Question

I was looking at an example here: https://blog.parasoft.com/finding-memory-leaks-in-c

#include <stdlib.h>
#include <string.h>

int main(int argc, char *argv[]) {
    char *string, *string_so_far;
    int i, length;     length = 0;
    for(i=0; i<argc; i++) {
        length += strlen(argv[i])+1;
        string = malloc(length+1);

        /*  * Copy the string built so far. */
        if(string_so_far != (char *)0)
            strcpy(string, string_so_far);
        else *string = '\0';
        strcat(string, argv[i]);
        if(i < argc-1) strcat(string, " ");
        string_so_far = string;
    }
    printf("You entered: %s\n", string_so_far);
    return (0);
}

and read that when we execute the program with the following arguments:

hello this is a test

The variable string_so_far points to the string “hello” which was assigned as a result of the previous loop iteration. But I don't understand how? A step by step explanation would be really helpful.

Secondly, I came across this example in course material:

int countPrimes(int n)
{
   PrimeSet *p = new PrimeSet(n);
      return( p->countPrimeNumbers() );
}

It was stated that there's a memory leak here but I don"t really understand how, probably because I am not sure what exactly is happening here.

Was it helpful?

Solution

In the first example, you use malloc inside a loop for a variable. The malloc call reserves a block of memory and returns the block's first address. You need to delete to block with free if you no longer need it. If the programmer wishes to extend the memory block, the better alternative would be realloc. Read more about realloc at http://www.cplusplus.com/reference/cstdlib/realloc/.

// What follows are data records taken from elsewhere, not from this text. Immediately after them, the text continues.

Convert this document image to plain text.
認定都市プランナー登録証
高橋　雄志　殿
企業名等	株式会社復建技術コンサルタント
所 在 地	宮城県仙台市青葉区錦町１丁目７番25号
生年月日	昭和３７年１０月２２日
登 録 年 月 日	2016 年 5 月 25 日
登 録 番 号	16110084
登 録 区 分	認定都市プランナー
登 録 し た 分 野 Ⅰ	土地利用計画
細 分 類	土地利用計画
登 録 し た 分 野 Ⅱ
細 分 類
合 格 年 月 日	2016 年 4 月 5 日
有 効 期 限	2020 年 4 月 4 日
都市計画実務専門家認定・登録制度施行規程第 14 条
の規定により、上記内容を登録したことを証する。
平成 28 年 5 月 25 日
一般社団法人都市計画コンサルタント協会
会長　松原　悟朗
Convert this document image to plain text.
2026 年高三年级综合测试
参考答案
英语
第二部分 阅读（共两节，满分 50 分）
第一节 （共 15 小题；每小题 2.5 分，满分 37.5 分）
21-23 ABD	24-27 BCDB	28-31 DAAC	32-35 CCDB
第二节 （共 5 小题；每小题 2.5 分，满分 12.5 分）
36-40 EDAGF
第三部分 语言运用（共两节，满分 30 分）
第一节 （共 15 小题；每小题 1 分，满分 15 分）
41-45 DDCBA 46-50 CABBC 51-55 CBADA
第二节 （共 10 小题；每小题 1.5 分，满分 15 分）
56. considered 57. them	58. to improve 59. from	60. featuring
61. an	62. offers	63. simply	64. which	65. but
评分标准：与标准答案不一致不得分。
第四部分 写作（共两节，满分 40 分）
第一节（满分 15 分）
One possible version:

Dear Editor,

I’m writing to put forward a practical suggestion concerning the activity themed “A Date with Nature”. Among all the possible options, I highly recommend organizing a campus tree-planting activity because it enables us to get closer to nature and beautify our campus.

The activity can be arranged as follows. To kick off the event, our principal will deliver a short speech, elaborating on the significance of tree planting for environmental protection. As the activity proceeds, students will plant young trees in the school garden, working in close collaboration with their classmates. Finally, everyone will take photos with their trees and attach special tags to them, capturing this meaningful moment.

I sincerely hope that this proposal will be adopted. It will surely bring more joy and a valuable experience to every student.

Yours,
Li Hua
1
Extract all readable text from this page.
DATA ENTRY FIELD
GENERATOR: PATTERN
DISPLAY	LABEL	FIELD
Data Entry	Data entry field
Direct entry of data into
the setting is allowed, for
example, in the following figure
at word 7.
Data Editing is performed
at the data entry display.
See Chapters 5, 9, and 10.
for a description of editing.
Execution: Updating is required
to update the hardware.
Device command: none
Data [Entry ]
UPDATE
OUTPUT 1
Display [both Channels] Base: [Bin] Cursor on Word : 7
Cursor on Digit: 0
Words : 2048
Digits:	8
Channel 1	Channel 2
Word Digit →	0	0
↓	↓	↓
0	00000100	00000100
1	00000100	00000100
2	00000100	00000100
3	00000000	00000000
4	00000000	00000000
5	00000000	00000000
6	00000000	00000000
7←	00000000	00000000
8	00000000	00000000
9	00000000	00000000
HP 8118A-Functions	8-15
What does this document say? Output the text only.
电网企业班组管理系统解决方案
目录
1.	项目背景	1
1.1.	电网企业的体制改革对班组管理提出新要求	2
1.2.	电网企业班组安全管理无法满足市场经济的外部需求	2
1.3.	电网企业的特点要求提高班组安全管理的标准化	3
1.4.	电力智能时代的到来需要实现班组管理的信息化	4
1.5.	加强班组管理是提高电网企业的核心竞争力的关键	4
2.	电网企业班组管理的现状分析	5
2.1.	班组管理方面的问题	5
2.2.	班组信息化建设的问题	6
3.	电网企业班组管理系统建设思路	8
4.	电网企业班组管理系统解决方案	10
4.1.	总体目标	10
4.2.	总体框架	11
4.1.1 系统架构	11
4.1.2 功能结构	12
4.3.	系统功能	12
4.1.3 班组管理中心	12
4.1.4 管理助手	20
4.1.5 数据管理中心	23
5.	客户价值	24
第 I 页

In your second example, the object in which the pointer p points to is initialized on the heap and will remain to stay in the heap until the programmer uses delete. A safer alternative for creating objects on the heap is creating it on the stack, which will remove every data after a method's call is finished.

int countPrimes(int n){
   PrimeSet p(n);
   return( p.countPrimeNumbers() );
}

If memory management is not done properly like in the second example, the object can not be deleted after the only reference to it is lost, hence a memory leak happens.

OTHER TIPS

In your second example, you allocate space for a PrimeSet object and initialise it, then you call the countPrimeNumbers function. The PrimeSet object still exists, it still occupies memory, it probably allocated more memory, and all that memory is still occupied but not accessible. That’s a memory leak: Memory that is occupied but unusable.